Я тащил и тащил, от жадности не желая сбрасывать ни ветки, ухватывался за куст или пень – подтягивался, беря метр за метром. Когда выбрался на трамвайную линию, уж пар с меня валил и руки дрожали, как у паралитика. Протоптанная дорожка шла между рельсов, и немало времени ушло, чтобы перетащить санки через рельс. Зато тянуть стало куда легче, эх, попёр, только бы трамвай не появился!

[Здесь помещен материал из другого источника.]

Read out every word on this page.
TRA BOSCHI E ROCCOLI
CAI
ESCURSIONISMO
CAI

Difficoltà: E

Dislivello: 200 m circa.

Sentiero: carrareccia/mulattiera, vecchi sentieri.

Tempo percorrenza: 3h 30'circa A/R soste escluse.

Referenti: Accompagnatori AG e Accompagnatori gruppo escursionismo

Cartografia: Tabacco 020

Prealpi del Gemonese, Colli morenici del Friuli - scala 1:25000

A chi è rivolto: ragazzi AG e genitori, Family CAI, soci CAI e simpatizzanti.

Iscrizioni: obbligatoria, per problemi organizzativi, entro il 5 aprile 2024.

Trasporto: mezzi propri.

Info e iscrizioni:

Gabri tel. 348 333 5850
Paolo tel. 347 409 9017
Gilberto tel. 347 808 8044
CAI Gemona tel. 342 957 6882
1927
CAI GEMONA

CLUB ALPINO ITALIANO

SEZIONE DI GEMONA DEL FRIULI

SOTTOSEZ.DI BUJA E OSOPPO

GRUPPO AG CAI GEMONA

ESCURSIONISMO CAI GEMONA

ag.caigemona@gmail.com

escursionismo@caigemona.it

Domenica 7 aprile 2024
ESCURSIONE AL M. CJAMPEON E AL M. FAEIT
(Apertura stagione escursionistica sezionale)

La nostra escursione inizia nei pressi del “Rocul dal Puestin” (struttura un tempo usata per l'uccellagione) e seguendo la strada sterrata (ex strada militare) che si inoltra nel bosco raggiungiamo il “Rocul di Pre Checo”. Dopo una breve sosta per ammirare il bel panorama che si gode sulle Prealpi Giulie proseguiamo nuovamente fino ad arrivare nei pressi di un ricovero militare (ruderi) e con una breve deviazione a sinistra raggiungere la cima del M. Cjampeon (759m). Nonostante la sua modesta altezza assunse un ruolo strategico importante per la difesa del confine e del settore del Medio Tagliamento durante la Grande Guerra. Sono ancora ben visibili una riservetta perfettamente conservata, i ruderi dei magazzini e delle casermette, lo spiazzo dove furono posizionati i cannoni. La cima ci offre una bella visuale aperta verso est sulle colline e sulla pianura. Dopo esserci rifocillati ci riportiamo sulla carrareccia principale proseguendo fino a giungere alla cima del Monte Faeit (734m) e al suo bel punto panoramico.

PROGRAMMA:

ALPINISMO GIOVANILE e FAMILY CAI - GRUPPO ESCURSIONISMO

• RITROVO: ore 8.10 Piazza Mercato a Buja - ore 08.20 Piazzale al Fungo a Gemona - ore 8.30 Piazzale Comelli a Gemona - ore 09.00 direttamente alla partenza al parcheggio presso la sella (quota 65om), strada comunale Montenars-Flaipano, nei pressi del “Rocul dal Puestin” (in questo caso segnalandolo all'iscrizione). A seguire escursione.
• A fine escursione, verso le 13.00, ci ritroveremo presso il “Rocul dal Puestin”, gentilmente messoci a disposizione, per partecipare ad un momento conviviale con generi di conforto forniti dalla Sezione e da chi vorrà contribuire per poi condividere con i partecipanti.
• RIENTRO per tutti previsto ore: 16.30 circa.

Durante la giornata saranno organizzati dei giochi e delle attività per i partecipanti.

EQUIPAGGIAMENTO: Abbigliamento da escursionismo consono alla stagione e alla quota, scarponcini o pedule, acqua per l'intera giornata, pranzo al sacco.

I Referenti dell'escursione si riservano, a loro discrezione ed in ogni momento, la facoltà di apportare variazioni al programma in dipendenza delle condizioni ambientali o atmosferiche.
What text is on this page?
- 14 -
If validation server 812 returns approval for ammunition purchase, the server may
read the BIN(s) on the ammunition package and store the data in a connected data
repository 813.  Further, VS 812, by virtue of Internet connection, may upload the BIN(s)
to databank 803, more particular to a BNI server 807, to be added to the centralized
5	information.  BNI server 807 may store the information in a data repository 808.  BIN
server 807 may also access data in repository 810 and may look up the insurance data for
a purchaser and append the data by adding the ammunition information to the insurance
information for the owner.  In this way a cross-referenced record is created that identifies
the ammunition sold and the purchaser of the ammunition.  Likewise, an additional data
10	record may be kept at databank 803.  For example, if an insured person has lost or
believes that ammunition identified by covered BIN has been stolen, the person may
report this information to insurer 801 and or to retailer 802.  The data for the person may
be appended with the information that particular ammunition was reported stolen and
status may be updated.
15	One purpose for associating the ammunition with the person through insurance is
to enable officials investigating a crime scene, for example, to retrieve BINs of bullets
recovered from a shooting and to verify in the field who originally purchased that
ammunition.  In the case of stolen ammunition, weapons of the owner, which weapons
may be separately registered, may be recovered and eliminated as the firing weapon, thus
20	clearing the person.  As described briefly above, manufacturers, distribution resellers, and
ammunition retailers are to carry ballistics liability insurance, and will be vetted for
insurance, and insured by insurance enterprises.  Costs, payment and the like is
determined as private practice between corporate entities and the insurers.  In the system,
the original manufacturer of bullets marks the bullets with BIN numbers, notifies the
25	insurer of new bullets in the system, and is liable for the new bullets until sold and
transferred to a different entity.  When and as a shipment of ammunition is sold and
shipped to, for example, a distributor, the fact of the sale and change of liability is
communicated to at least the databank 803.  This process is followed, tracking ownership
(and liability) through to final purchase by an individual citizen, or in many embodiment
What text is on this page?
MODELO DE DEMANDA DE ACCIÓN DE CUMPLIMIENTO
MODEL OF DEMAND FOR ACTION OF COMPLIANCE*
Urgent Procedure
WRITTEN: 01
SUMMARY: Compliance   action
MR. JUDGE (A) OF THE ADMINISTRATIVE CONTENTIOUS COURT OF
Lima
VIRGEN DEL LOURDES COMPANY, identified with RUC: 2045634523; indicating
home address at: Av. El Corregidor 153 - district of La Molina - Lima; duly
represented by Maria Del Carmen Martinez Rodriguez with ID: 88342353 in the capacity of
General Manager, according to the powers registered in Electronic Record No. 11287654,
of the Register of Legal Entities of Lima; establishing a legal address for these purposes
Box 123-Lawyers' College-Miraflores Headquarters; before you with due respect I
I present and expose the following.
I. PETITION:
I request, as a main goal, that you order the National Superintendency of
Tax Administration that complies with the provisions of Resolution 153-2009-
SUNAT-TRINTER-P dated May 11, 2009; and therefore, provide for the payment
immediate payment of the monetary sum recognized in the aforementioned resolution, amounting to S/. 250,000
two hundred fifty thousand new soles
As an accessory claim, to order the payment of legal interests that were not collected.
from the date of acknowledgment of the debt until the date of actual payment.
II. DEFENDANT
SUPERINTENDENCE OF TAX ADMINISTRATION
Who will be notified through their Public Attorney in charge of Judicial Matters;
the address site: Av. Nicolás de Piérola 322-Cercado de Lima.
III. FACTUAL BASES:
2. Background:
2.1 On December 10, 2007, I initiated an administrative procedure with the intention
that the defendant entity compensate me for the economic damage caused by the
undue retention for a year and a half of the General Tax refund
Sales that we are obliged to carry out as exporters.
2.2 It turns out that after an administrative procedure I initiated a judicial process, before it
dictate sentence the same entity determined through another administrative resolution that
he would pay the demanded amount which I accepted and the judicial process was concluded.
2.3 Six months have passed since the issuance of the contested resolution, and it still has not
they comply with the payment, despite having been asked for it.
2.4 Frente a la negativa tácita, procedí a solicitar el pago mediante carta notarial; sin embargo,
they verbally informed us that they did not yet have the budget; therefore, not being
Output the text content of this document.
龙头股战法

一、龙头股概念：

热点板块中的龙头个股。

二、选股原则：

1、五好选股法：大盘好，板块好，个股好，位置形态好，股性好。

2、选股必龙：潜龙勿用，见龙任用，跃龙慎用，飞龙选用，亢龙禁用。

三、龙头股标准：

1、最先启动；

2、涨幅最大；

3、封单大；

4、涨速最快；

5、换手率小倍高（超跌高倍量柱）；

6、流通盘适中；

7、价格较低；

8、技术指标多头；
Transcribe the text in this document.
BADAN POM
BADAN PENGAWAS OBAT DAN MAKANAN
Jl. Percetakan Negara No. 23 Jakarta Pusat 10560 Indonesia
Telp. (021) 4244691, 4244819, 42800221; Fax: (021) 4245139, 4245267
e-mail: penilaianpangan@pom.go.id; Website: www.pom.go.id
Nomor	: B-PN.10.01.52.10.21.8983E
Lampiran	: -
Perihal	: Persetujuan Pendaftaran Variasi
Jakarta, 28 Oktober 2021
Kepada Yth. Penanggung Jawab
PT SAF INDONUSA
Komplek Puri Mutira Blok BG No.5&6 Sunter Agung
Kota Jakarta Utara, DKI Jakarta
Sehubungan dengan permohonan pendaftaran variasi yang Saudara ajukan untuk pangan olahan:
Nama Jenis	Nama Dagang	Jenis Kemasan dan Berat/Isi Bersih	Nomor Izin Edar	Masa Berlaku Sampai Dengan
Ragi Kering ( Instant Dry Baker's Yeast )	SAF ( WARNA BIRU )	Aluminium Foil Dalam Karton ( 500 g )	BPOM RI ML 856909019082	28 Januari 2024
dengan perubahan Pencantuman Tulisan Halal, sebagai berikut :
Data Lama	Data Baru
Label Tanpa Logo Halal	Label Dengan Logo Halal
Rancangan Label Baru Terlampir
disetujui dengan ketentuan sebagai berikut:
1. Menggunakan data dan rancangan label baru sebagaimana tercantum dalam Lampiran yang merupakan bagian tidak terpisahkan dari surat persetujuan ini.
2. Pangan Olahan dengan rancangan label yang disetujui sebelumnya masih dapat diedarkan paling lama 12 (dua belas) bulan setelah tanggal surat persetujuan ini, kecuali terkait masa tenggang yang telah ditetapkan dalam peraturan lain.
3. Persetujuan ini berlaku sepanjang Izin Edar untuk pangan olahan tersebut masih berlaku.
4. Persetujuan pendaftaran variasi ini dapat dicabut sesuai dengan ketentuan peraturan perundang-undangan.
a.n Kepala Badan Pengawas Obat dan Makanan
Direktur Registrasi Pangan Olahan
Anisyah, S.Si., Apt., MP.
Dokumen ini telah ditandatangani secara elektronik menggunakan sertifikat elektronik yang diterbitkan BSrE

У выхода из леса было лесничество. Я забыл о нем и насторожился, лишь когда увидел кучи дров и двух мужчин, спокойно поджидавших меня. Оглянулся: а ведь я то на линии один. Другие, вероятно, лесом уходят. Мужчины сказали:
– Стой. Развязывай.
Сердце у меня упало. Я развязал.
– Снимай эту. Эту. Эту.
Я покорно снимал самые толстые ветки, но самую мелочь и хвою мне оставили. Пригрозили:
– Еще раз поймаем – в полицию.
Слава тебе, Господи, что хоть отпустили. Попёр опять, думаю: нет худа без добра, теперь саночки легко бегут. На спусках: я вообще их разгонял, кидался на хвою и ехал.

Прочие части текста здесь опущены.